Ben herhalde 20 yıldır
falan gitmedim İnebolu’ya. Babam ve dedem (annemin babası) İnebolulu. Orada her
iki taraftan da hala akrabalar var. Benim İnebolu ile ilgili en canlı
hatıralarım babamın teyzeleridir. Babamın “Kadir anne” dediği büyük teyzesine
biz, belki de gerçeğini tanıma şansımız hiç olmadığından, anneanne derdik.

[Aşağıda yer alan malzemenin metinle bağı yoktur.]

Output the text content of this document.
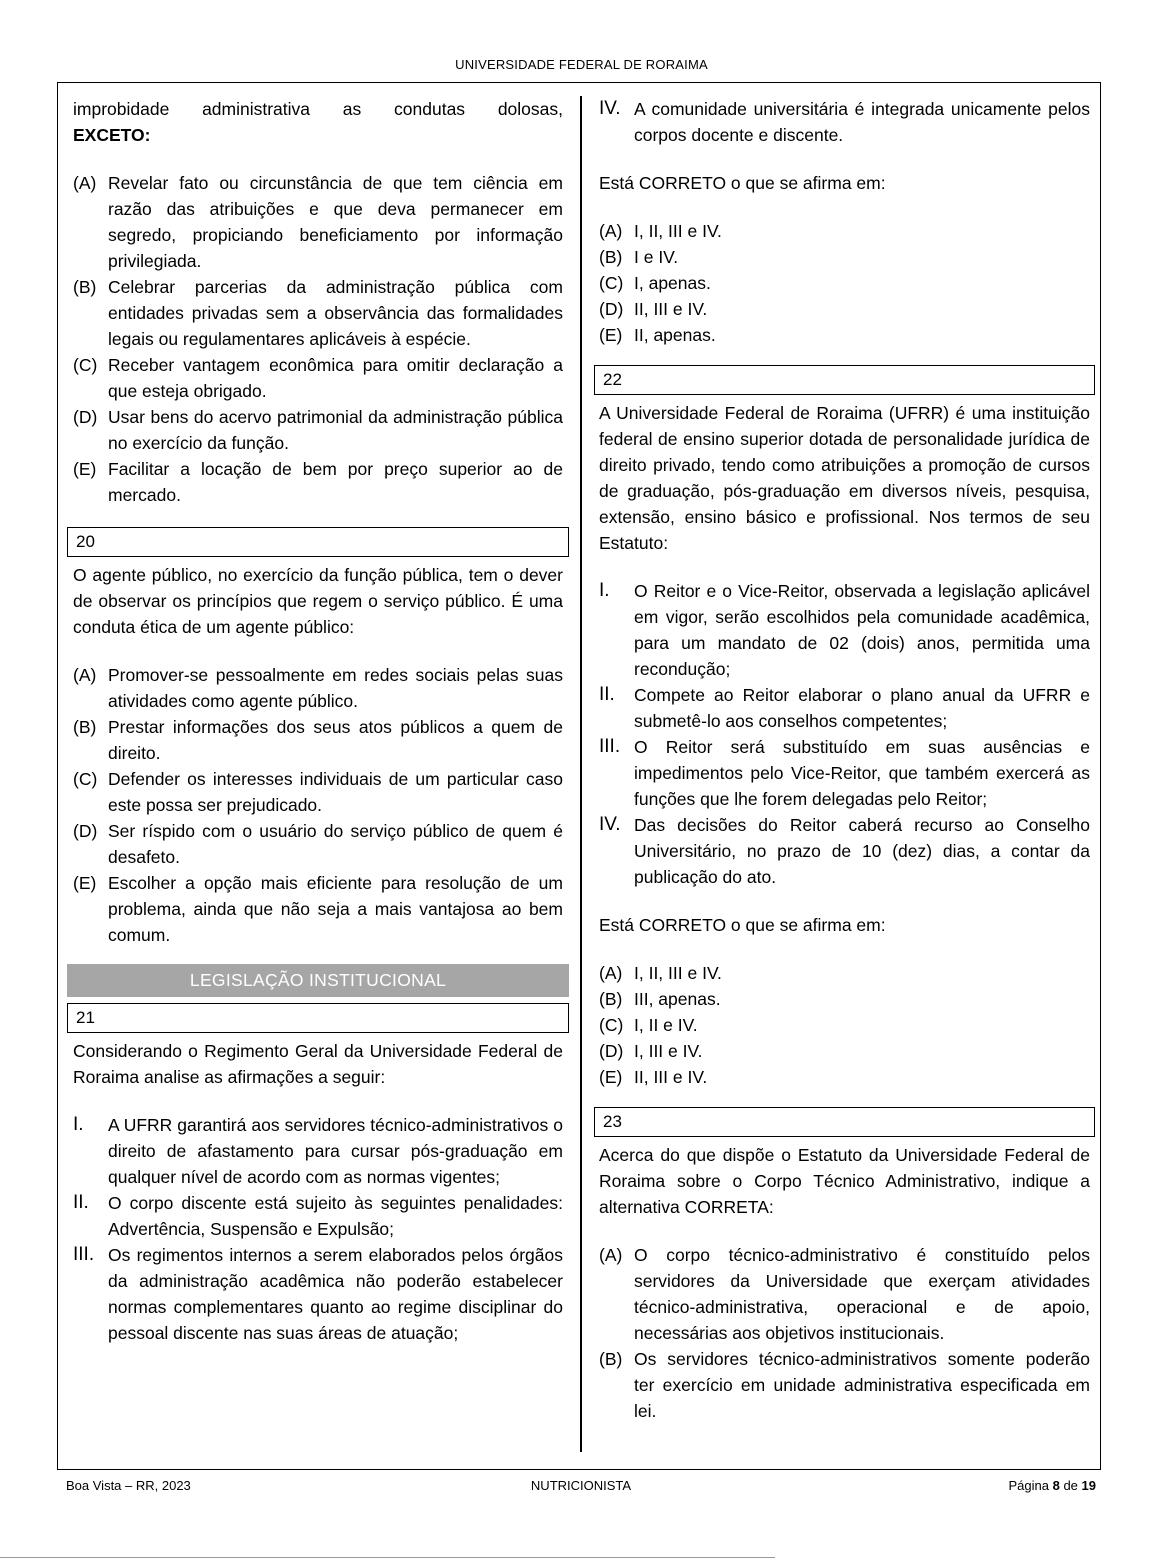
UNIVERSIDADE FEDERAL DE RORAIMA

improbidade administrativa as condutas dolosas,

EXCETO:

(A) Revelar fato ou circunstância de que tem ciência em razão das atribuições e que deva permanecer em segredo, propiciando beneficiamento por informação privilegiada.
(B) Celebrar parcerias da administração pública com entidades privadas sem a observância das formalidades legais ou regulamentares aplicáveis à espécie.
(C) Receber vantagem econômica para omitir declaração a que esteja obrigado.
(D) Usar bens do acervo patrimonial da administração pública no exercício da função.
(E) Facilitar a locação de bem por preço superior ao de mercado.
20

O agente público, no exercício da função pública, tem o dever de observar os princípios que regem o serviço público. É uma conduta ética de um agente público:

(A) Promover-se pessoalmente em redes sociais pelas suas atividades como agente público.
(B) Prestar informações dos seus atos públicos a quem de direito.
(C) Defender os interesses individuais de um particular caso este possa ser prejudicado.
(D) Ser ríspido com o usuário do serviço público de quem é desafeto.
(E) Escolher a opção mais eficiente para resolução de um problema, ainda que não seja a mais vantajosa ao bem comum.
LEGISLAÇÃO INSTITUCIONAL
21

Considerando o Regimento Geral da Universidade Federal de Roraima analise as afirmações a seguir:

I.	A UFRR garantirá aos servidores técnico-administrativos o direito de afastamento para cursar pós-graduação em qualquer nível de acordo com as normas vigentes;
II.	O corpo discente está sujeito às seguintes penalidades: Advertência, Suspensão e Expulsão;
III. Os regimentos internos a serem elaborados pelos órgãos da administração acadêmica não poderão estabelecer normas complementares quanto ao regime disciplinar do pessoal discente nas suas áreas de atuação;
IV. A comunidade universitária é integrada unicamente pelos corpos docente e discente.

Está CORRETO o que se afirma em:

(A) I, II, III e IV.
(B) I e IV.
(C) I, apenas.
(D) II, III e IV.
(E) II, apenas.
22

A Universidade Federal de Roraima (UFRR) é uma instituição federal de ensino superior dotada de personalidade jurídica de direito privado, tendo como atribuições a promoção de cursos de graduação, pós-graduação em diversos níveis, pesquisa, extensão, ensino básico e profissional. Nos termos de seu Estatuto:

I.	O Reitor e o Vice-Reitor, observada a legislação aplicável em vigor, serão escolhidos pela comunidade acadêmica, para um mandato de 02 (dois) anos, permitida uma recondução;
II.	Compete ao Reitor elaborar o plano anual da UFRR e submetê-lo aos conselhos competentes;
III. O Reitor será substituído em suas ausências e impedimentos pelo Vice-Reitor, que também exercerá as funções que lhe forem delegadas pelo Reitor;
IV. Das decisões do Reitor caberá recurso ao Conselho Universitário, no prazo de 10 (dez) dias, a contar da publicação do ato.

Está CORRETO o que se afirma em:

(A) I, II, III e IV.
(B) III, apenas.
(C) I, II e IV.
(D) I, III e IV.
(E) II, III e IV.
23

Acerca do que dispõe o Estatuto da Universidade Federal de Roraima sobre o Corpo Técnico Administrativo, indique a alternativa CORRETA:

(A) O corpo técnico-administrativo é constituído pelos servidores da Universidade que exerçam atividades técnico-administrativa, operacional e de apoio, necessárias aos objetivos institucionais.
(B) Os servidores técnico-administrativos somente poderão ter exercício em unidade administrativa especificada em lei.
Boa Vista – RR, 2023	NUTRICIONISTA	Página 8 de 19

Küçük teyze Bedriye de babamın “Bedriye anne”si, bizim “Hacı annemiz” idi. Kocası
Hacı babayı hayal meyal hatırlıyorum ama babam onun için “dünyada cennete
gidecek 3 kişi varsa biri odur” derdi. Olağanüstü bir insanmış. Sanırım böyle
düşünmelerinin bir sebebi de, Hacı anne gibi gerçekten inanılmaz derecede
bencil, kaprisli ve kıskanç bir kadına bunca sene dayanabilmiş olması idi.
Hacı anne öyle bir
kadındı ki, anneme yazdığı mektuplarda halamı, halama yazdığı mektuplarda
yengemi, yengeme yazdığı mektuplarda annemi çekiştirirdi. Halama kızgın olduğu
bir dönemde, onun çok istediğini bildiği tek taş pırlanta yüzüğünü Ankara’ya
geldiğinde bana vermiş, sonra da “ben o yüzüğü orada mı unutmuşum?” diye geri
istemişti. Vermedim tabi. Bilmem kim öldüğünde yatağının altındaki sandıktan
bir deste bağış makbuzu çıktı diye, habire camiye falan üç on kuruşluk bağışlar
yapıp, makbuzlarını deste yapıp, yatağının altına koymak için aldığı sandığa
yerleştirirdi. Neymiş efendim, öldüğünde, yatağının altındaki sandıktan bunlar
çıkınca “ay ne iyiliksever kadınmış” denecek. Yani ne olduğu önemli değil, onun
hakkında ne söyleneceği önemli. Pencerenin önünden geçen herkesle ilgili,
çoğunlukla da aleyhlerinde söyleyeceği bir şeyler olurdu. Annem bizim yanımızda
onu konuşturmamaya çalışırdı ama nafile. Onun fitne-fücur ve dedikodu
alanındaki erişilmez gücünü yenmeye yetmezdi annemin çabaları. En kötüsü de
neydi biliyor musunuz? Ailede en çok beni severdi.
Anneannem çok başkaydı.
Tam bir Anadolu kadınıydı: Şişman, kırmızı yanaklı, güçlü kuvvetli, sevecen,
anaç, dünya tatlısı bir kadındı. Ben sabah uyandığımda, ki ben uykusuz ve sabahın köründe kalkan bir
çocuktum, anneannem pazardan dünyanın alışverişini yapmış ve dönmüş olurdu. O
zamanlar kadınlar tek başına pazara falan gitmezmiş ama anneanneme İnebolu’da
“gık” diyecek babayiğit yoktu. Kimsenin aklına da gelmezdi zaten. O “Kadir anne”ydi.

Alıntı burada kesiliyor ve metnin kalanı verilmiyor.